Adding to the shock - the recipe was actually decent. Yeah, you heard me. It was pretty, and veggie-ful, and the eggplant gets cooked and cut up enough in it to make itself less known to me. It was a healthy veggie soup, avec chicken (that of course you can omit if that is your proclivity). Josh proclaimed it 'incredible' and 'amazing', which you can agree is distinguishable from 'good'. He then drained his bowl, discussing how tremendous the chicken in it was. Bekah and Sean came by and I fed Bekah a bowl, too, which she enjoyed enough to want the recipe for. So there you go. I know nothing. And here's some decent soup.
Summer Chicken & Eggplant Tomato Soup
Chicken breast (one? two? your guess is as good as mine)
2 tomatoes, wedged
eggplant, sliced 1/4" thick & quartered
1 onion, sliced thin*
1 clove garlic, pressed or diced
3 tbsp white wine vinegar (Jenni says: you may want less! I say: why?)
olive oil
rosemary (also in a conveniently nebulous quantity of 'no specification')
1/2 cup ketchup
1/2 cup bouillon soup (chicken bouillon? veggie bouillon? beats me)**
Also: zucchini, summer squash, mushrooms, red & yellow bell peppers, etc. can be added. Whatever you have. I had orange peppers. Now you know.
Fry chicken white on outside, but not through. Deduce this is what the olive oil mentioned in the ingredients is for. Decide you can use your pepper-infused olive oil (more fancy presents from cousins) since there are peppers in the recipe. Have Josh come into the kitchen and disgustedly tell you in the future you should put a lid on a frying operation like this to prevent oil splatters from decorating the kitchen. Salt & pepper. Remove from pan.
Stir fry eggplant 'til almost tender. Have no idea how long this is. Throw in shitloads more olive oil. Add nebulous no-quantity-specified rosemary and others veggies (not tomatoes!). Start to realize this recipe also doesn't specify a lot of liquid. Wonder how it actually becomes 'soup'.
Pour in vinegar. Be relieved to put in liquid. Realize 3 tbsps is not a lot. Boil off the excess...this takes time. Not much, actually. Seriously, liquid?
Also realize at no point in the instructions does it say when to put the chicken in. Or if you are supposed to cut up the chicken. Determine that since the recipe is not called 'Summer Eggplant Tomato Soup with a side of mostly raw chicken cutlet' that it must go in, and probably should be cut up first. Cut up chicken into chunks, and decide it goes in now.

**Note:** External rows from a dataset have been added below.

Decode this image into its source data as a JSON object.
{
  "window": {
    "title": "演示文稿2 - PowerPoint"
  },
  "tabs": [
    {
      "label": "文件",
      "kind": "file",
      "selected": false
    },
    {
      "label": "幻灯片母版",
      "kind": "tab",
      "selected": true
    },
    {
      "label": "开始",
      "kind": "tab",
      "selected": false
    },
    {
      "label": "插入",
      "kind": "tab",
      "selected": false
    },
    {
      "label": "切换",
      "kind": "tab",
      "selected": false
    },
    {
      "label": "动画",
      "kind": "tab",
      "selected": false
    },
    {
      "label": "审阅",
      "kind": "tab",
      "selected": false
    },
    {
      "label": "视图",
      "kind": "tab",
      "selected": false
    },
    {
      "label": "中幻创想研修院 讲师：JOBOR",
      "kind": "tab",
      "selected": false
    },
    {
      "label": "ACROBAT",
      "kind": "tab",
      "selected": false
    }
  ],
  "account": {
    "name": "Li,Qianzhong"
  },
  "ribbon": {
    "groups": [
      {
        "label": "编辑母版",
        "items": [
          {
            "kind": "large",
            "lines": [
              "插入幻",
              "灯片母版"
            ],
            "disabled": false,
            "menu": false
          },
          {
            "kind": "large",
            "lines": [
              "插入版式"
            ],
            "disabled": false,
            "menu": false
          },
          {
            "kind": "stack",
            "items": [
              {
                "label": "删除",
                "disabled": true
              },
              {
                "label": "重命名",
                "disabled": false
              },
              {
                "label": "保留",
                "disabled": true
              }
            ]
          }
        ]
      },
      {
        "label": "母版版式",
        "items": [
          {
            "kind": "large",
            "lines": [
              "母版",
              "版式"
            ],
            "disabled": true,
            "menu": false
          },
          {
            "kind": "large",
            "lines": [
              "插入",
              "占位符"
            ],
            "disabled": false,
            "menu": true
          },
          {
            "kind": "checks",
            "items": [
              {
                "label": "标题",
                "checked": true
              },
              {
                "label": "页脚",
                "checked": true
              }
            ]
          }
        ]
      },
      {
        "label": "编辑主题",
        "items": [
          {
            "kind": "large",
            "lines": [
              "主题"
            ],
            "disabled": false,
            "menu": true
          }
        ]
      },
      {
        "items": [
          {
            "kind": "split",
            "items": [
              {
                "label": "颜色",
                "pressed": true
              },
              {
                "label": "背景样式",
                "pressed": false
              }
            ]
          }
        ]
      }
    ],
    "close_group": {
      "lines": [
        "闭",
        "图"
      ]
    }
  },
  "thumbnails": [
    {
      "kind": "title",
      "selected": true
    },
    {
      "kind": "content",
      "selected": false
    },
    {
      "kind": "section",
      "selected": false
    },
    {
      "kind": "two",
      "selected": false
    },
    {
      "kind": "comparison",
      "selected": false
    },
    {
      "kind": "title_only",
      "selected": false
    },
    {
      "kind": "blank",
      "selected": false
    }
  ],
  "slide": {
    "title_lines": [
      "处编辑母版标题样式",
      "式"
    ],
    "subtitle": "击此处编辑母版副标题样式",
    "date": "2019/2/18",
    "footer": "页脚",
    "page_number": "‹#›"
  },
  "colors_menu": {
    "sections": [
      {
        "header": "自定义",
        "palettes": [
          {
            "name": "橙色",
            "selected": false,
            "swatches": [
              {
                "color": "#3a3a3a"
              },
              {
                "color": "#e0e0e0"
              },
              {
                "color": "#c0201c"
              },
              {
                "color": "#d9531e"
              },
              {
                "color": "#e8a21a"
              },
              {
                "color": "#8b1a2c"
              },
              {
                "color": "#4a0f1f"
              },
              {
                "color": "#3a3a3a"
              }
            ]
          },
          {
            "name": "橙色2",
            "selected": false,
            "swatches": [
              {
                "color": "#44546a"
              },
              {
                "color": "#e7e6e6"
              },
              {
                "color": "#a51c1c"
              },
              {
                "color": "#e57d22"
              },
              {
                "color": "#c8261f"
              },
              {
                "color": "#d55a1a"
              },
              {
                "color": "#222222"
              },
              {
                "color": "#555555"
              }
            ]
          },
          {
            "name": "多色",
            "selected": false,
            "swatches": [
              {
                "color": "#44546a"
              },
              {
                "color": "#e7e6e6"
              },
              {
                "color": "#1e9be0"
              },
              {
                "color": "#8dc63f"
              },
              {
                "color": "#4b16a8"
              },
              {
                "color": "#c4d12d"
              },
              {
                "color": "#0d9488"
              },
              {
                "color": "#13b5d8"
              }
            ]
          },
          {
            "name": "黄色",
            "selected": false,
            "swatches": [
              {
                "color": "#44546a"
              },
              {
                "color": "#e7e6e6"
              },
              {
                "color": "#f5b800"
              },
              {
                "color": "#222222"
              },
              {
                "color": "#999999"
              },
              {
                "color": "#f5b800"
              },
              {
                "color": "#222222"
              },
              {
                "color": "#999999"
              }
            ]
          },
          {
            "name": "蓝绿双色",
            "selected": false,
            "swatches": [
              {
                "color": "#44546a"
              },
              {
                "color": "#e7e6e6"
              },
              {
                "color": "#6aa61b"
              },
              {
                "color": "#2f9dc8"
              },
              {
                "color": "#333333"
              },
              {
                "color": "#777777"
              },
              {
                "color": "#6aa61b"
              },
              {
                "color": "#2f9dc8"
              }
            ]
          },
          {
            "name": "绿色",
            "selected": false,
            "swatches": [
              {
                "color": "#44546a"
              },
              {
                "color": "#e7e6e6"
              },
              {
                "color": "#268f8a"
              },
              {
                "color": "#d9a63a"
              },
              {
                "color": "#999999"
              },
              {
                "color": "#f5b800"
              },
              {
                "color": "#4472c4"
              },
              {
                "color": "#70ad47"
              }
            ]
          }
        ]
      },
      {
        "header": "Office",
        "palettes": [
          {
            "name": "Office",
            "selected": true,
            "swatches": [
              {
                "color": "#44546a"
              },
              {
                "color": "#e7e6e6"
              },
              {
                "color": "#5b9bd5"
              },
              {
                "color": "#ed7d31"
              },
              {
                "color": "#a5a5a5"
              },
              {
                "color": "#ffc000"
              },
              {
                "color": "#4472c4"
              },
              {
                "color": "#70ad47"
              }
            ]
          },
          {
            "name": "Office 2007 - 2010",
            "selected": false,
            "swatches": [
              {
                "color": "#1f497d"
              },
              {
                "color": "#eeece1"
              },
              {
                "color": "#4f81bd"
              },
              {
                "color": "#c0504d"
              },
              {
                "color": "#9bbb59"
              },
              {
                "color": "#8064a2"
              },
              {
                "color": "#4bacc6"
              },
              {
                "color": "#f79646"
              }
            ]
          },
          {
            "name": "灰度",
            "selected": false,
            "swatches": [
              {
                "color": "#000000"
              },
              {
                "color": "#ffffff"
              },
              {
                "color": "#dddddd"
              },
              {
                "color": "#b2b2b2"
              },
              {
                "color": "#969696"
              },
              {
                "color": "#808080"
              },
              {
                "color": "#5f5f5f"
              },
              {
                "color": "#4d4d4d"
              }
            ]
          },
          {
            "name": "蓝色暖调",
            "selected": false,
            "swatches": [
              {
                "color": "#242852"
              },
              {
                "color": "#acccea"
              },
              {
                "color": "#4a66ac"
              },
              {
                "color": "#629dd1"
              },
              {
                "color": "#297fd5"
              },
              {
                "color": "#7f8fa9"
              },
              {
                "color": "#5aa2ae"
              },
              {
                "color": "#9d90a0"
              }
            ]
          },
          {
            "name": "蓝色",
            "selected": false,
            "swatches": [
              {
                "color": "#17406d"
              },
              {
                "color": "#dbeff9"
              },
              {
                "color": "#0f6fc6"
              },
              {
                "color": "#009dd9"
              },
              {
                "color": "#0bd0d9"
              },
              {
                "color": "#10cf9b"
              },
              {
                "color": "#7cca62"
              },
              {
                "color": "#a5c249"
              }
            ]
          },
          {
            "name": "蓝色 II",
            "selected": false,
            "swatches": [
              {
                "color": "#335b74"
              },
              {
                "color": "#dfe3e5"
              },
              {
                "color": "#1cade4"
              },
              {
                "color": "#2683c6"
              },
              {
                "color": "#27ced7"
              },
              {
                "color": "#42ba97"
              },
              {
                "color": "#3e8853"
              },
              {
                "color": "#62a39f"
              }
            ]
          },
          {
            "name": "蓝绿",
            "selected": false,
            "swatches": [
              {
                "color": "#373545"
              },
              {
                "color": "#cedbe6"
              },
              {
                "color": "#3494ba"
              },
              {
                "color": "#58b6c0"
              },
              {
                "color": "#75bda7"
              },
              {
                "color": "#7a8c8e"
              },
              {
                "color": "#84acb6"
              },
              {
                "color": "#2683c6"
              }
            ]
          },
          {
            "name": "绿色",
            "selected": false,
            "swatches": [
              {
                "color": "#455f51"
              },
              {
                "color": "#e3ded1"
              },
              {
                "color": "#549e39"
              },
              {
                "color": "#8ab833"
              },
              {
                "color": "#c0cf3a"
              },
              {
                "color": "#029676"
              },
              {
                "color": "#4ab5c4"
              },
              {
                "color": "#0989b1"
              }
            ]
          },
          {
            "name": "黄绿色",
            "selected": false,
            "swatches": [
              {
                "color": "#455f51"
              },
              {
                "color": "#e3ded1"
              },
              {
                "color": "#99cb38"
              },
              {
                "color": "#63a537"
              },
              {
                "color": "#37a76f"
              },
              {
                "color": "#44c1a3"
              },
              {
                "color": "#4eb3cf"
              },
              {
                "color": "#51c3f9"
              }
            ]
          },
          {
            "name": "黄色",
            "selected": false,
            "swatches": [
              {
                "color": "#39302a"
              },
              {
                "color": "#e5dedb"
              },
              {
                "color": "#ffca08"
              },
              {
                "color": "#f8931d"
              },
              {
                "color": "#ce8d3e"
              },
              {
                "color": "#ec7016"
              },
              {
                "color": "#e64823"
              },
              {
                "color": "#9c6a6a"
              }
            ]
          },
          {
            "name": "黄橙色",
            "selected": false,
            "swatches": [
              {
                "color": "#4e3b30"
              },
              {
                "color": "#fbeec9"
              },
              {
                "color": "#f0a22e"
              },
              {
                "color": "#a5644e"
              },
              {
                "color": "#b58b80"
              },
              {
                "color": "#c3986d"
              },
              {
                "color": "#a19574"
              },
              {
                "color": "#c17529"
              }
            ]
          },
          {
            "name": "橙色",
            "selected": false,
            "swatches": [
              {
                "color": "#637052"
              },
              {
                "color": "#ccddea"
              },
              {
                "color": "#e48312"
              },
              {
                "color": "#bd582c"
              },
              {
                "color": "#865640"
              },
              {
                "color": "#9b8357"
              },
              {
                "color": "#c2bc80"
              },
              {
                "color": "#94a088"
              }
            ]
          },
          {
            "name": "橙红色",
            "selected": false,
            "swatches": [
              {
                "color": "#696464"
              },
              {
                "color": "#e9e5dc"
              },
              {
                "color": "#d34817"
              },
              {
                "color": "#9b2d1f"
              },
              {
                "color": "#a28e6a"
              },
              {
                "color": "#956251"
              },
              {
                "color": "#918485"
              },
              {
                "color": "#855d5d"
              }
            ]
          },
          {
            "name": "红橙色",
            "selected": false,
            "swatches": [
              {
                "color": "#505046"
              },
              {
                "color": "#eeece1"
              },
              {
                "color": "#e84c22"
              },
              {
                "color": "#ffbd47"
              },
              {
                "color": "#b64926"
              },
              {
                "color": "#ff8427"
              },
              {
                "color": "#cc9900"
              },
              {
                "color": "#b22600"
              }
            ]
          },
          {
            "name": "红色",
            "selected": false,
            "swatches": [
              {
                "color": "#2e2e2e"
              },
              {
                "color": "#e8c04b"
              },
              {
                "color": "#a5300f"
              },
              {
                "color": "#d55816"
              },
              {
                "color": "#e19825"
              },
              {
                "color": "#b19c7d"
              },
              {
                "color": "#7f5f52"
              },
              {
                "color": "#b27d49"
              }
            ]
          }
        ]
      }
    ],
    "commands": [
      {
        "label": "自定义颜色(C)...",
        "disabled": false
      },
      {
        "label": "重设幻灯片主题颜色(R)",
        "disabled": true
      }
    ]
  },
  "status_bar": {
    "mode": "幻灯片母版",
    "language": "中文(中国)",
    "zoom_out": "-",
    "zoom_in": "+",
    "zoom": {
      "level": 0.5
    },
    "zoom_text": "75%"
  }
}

Add garlic & tomatoes. Mix ketchup and soup to fry pan (or soup pot). Look at fry pan (or soup pot). Determine there is no way in hell or anywhere else that this is enough liquid to qualify as a soup. A very chunky sauce? Sure. Ratatouille? Perhaps. Call in Josh for a second opinion. Dump in enough chicken stock to make it look like soup at his vehement suggestion.
Simmer 'til "delicious". Be angry that you have no idea how long that is. Decide it is as long as it takes for you to make a sandwich to eat while Josh eats the soup.
*Onion method: Mike Milch's crazy specific chopping method, which WORKS. Here it is: 1. cut off the peely end of the onion, NOT the hairy end. 2. Then cut the onion lengthwise in half (i.e., pole to pole, not across the equator). 3. Make more lengthwise cuts in each half, from top to almost the hairy end, but not cutting all the way through the hairy end. 4. Then cut cross-wise to make your chops. 5. Be shocked you made it this far without pulling your eyes out. 6. The end.
**This is crazily nowhere near enough. I say put in about 2 more cups of stock, otherwise you're basically making ratatouille.
Jenni Shimizu notes:
1. Chicken can be omitted for a veggie meal
2. If you are using zucchini, add it with eggplant because it takes time to soften, as well.